The moral of the story for average power from torque is thus that we can use our discreet method to do it, but:
- we’ll need to take the average of the magnitudes of torque (not the squares),
Vavg = (||V1|| + ||V2|| + … + ||Vn||)/n;
- the impact of dangling samples will be greater, unless we ensure we’re sampling over some decent number of cycles (e.g. 5 or 10);
- we’ll need some manner of converting Vavg to average torque; and
- we’ll need to figure out the period of the input voltage function to actually calculate the Power = 2π * Tavg * rotations per second
Ohm’s law for varying voltages
This thinking applies to any case where you’re trying to find the DC equivalent of a function that depends linearly on a time-dependent cyclical value, for instance the average current through a LED.
I(t) = V(t)/R
Iavg = Vavg/R
With Vavg being determined in the same way as our torque above. This should work nicely for anything Ohm-ish.
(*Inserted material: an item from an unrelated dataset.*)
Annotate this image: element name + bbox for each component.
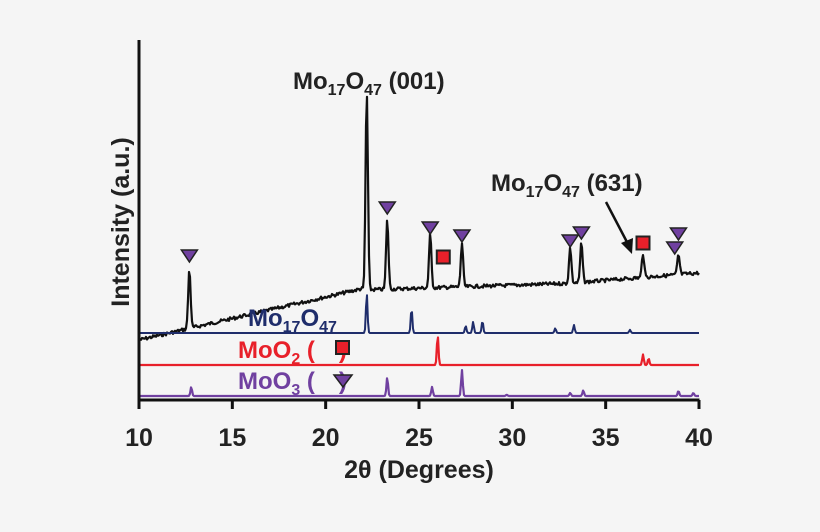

At this point we know some handy formulas for simple cases but, more importantly, have a good idea of how to do power and other types of calculations when all we have access to are instantaneous samples of some cyclical value.
The main lesson is therefore that, unless we already know the exact frequency of our signal and can perform our sampling over a single period, then it’s better to ensure we do so over at least a few cycles in order to minimize the error in our discretized integration.
Of course, if the frequency and/or amplitude of your signal is varying with time, then sampling over too many periods will lead to another kind of error, so the trick is to find the right balance between reducing the influence of the dangling (extra) samples and only sampling during a total period where the repeating pattern will be roughly constant.
Hopefully, I’ve been able to provide a deeper understanding of how you can deal with these sorts of cases and of where all the formulas you’ll encounter in this domain come from. The approaches described should help with any calculation involving reducing some complex cyclical waveform to a usable and realistic average value.